C'est ainsi qu'on rencontrera certaines figures qui imprimeront à l'histoire leurs noms, et qui ne sont alors que de petits officiers travaillant au succès des armées révolutionnaires. Voici Lannes qui, blessé et apprenant Arcole, court jusqu'au champ de bataille et se jette dans le combat ! Le même Lannes qui, à l'occasion, tombe sur la cavalerie autrichienne, se fait passer pour un officier de cette armée et s'en sort en ordonnant aux cavaliers de baisser les armes et de retourner d'où ils viennent ! Voici Marmont, l'éternel jaloux qui ne cesse de descendre ses compagnons dans ses mémoires au point que cela en devient presque un gag.

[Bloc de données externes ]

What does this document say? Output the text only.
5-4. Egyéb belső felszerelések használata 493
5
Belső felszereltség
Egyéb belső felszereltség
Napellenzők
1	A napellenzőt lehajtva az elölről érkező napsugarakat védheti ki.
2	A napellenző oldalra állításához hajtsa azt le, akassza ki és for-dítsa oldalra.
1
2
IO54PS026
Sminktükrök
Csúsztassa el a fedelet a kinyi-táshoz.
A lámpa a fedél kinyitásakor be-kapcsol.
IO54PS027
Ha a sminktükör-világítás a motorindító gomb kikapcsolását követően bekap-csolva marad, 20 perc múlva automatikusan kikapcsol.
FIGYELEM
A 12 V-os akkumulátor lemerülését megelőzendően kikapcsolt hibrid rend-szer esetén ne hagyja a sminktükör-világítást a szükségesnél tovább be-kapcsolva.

Voici Murat, voici Lasalle, qui feront craindre à toutes les cavaleries d’Europe la fougue des cavaliers français.
Voici enfin Bonaparte qui, avec un millier d'hommes, se fait encercler au hasard par cinq milles Autrichiens. L'officier autrichien ordonne aux Français de se rendre. Bonaparte, avec une assurance absolue, entame ce bluff à peine croyable : il se présente comme le général en chef. Pourquoi les Autrichiens croient-ils être parvenus jusqu'ici sans encombres ? La bataille a déjà été livrée et remportée par les Français. Ces cinq milles Autrichiens sont perdus au milieu du dispositif français ! C'est à eux de se rendre, sans quoi on les fera fusiller ! L'officier autrichien demande un instant pour discuter avec ses subordonnés, Bonaparte s'impatiente et fait prendre les armes à ses hommes. Il reçoit alors sans délai la reddition. Voici comment on fait cinq milles prisonniers. Comment les armées autrichiennes, habituées à « la guerre en dentelle », auraient pu faire face à de tels hommes ?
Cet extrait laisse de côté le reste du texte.